Treatment options for Internet addicts include inpatient, outpatient, and aftercare support, and self-help groups. Treatment options may also include family counseling, support groups, and educational workshops for addicts and their families to help them understand the facets of belief and family life that are part of the addiction. Unlike recovering alcoholics who must abstain from drinking for life, treatment for Internet addiction focuses on moderation and controlled use of the Internet, much in the way those suffering from eating disorders must relearn healthy eating patterns. Dr. Young’s program is based on cognitive-behavioral techniques to achieve a healthy digital diet of moderated and controlled use along with a comprehensive psychosocial approach to address the underlying problems in a person’s life creating the need to use the Internet as a way of escape. Dr. Young also focuses on the spiritual principals of the Twelve Steps and incorporates the expertise of the most knowledgeable health care professionals in the field of Internet addiction.
9. Is Internet addiction recognized by the professional healthcare community?
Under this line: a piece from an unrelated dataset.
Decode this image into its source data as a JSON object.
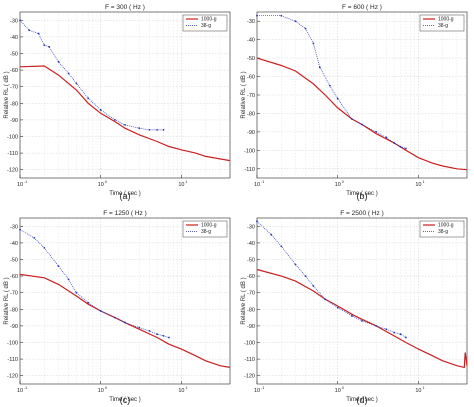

Internet addiction was first brought to the forefront in Dr. Kimberly Young’s 1998 book, Caught in the Net: How to Recognize the Signs of Internet Addiction and a Winning Strategy for Recovery (Wiley). Since then, thousands of people have come forward seeking help, and more and more professionals are being trained to identify and treat Internet addiction. In 2014, the first Internet Congress on Internet Addiction Disorders was held in Milan showing that Korea is the leader has established the first comprehensive, national prevention and re-education program for Screen Addictions. China and Japan utilize inpatient care with Internet fasting camps. Australia developed the first inpatient adolescent treatment program. Italy has inpatient centers in Milan and Rome. France uses early education in schools and in the U.S., Internet Gaming Addiction is now listed in Section 3 of the DSM-5. In 2013, Dr. Young founded the first inpatient Internet Addiction Treatment and Recovery Center at the Bradford Regional Medical Center in Bradford, Pa under the supervision of a multidisciplinary clinical team for adults 18 years and over.